The night air is starting to get frosty,
And with the cold and the blackening of nights
Comes clarity and a gentling of afternoons
Mellowing into autumn.
With a skim of white before our breaths
We float our summer selves into a sea
Of purple and gold.
White-painted wooden houses stand on gentle slopes on the green, wildflower hills of the southern coastscape of Norway. We locals call it simply «Sørlandet» meaning “Southland”.
All around, in every nook and cranny, the greenest grass you have ever seen creep up; emerald and windswept for the three months of summer.
June brings a flush of warmth and there are daisies in every possible patch of green; beside brooks, trails and roads.
Then, later in the summer, the trees ripen and spread their leafy branches up to the doorsteps of the white houses and the villages become lighthouses in a sea of green.
Two miles down the narrow road, just out of sight of the village, lays the sea. Here the scene changes. Large, open cliffs give way to little beaches and Sea Pinks and tiny streams looking for home.
Little lost islands, much smaller than they look, without shops or schools, dot the horizon.

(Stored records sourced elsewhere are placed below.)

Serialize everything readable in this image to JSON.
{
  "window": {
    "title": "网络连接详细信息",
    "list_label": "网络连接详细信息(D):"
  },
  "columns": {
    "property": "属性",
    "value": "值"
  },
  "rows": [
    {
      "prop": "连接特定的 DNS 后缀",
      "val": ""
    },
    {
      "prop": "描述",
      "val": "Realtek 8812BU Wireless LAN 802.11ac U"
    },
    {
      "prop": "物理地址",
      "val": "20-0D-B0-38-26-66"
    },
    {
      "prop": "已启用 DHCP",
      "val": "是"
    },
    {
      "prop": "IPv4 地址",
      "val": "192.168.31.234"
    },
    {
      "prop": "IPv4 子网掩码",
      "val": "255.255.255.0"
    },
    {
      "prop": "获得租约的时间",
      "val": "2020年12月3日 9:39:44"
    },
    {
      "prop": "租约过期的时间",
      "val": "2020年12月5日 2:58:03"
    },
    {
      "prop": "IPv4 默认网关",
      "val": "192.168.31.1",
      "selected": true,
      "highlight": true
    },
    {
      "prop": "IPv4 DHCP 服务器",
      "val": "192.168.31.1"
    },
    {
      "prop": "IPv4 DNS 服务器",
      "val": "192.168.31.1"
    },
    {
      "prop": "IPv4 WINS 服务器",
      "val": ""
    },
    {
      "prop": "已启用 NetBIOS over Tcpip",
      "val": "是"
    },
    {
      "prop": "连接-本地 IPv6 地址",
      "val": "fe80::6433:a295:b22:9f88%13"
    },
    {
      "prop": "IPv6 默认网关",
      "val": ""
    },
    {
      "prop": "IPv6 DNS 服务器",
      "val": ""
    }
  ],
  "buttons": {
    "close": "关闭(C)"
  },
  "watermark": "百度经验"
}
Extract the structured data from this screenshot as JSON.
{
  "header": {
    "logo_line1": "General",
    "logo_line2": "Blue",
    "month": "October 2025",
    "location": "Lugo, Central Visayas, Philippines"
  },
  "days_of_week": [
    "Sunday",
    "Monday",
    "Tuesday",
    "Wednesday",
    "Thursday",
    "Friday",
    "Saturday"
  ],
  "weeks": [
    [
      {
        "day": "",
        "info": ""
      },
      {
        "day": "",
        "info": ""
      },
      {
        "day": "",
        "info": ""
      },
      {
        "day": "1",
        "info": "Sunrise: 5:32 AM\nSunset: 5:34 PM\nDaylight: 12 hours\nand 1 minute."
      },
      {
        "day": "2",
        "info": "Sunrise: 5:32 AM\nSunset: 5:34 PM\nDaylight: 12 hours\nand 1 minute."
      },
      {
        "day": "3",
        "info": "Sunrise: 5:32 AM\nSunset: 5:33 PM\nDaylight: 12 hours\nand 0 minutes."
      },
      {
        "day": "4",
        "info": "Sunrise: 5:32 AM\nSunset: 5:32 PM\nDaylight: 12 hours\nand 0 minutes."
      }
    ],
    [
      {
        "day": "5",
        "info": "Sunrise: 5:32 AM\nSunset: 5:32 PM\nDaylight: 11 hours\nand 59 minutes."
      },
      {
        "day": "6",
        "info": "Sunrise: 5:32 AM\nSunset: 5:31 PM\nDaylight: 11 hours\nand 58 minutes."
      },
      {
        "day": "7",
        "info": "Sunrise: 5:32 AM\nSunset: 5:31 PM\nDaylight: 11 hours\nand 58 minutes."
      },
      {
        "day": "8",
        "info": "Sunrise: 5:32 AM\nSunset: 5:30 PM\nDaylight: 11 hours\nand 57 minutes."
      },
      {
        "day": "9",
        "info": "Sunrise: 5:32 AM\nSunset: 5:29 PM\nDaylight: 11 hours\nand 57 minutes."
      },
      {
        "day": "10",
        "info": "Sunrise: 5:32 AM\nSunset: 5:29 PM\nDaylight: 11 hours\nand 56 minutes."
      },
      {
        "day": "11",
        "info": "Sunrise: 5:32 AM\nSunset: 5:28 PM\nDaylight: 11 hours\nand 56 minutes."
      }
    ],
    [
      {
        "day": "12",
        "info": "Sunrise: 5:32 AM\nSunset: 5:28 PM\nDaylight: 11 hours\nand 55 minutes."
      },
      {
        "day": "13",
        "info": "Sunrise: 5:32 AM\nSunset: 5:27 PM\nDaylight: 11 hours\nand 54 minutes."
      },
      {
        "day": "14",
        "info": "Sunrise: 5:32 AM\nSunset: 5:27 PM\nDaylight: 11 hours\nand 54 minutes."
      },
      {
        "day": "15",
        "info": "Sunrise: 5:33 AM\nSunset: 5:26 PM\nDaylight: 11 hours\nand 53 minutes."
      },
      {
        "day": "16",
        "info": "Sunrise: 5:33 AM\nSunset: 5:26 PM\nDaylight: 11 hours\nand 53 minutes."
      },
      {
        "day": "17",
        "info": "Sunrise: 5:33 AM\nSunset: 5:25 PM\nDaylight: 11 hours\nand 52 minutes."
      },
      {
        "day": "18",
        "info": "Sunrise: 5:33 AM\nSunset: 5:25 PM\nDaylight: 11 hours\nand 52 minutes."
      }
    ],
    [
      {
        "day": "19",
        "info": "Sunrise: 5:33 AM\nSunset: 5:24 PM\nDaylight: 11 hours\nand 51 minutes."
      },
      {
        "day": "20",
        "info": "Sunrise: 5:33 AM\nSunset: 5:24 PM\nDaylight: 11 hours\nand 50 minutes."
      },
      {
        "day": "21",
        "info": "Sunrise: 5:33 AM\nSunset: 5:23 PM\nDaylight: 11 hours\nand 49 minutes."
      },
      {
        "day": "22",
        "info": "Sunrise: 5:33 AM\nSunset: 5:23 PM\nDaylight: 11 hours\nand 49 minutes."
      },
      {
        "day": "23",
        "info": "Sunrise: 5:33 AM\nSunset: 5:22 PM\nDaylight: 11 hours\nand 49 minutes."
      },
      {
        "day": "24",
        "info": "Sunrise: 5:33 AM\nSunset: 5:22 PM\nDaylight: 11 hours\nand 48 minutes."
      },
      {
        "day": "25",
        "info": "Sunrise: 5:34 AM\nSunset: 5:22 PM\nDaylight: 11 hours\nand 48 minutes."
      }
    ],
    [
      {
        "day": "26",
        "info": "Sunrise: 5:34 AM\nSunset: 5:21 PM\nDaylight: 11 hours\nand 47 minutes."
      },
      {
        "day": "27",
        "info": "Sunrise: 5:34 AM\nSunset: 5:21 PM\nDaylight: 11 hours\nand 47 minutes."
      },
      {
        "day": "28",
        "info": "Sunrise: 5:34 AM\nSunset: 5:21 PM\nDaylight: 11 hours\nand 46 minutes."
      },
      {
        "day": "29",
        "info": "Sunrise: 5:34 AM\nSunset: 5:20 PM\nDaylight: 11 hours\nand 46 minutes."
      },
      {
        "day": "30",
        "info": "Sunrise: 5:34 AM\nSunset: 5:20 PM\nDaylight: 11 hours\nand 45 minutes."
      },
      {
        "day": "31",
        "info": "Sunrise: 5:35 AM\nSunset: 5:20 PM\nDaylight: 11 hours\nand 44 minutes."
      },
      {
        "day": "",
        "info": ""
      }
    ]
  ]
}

The only thing you might find here is a mooring pole crouched behind a cluster of Sea Pinks. Centuries of use has worn it down to a rusted sunset, yet it still clings fast to the land.
Next comes the farms, buried so deep in wheat fields and strawberry patches you can only see the rooftops from the road. Surrounded by open oldtime iron gates, these farms greet you with signs of self-picking strawberries and a rusted box for change.
This, with the schools, Farmers Markets and white wooden churches surrounded by windy birches, make up the Southland. Even with a few towns strung out by the seaside, it is still a land sunk in greenery and wildflowers, spun by its inhabitants, of love and unfailing kinship.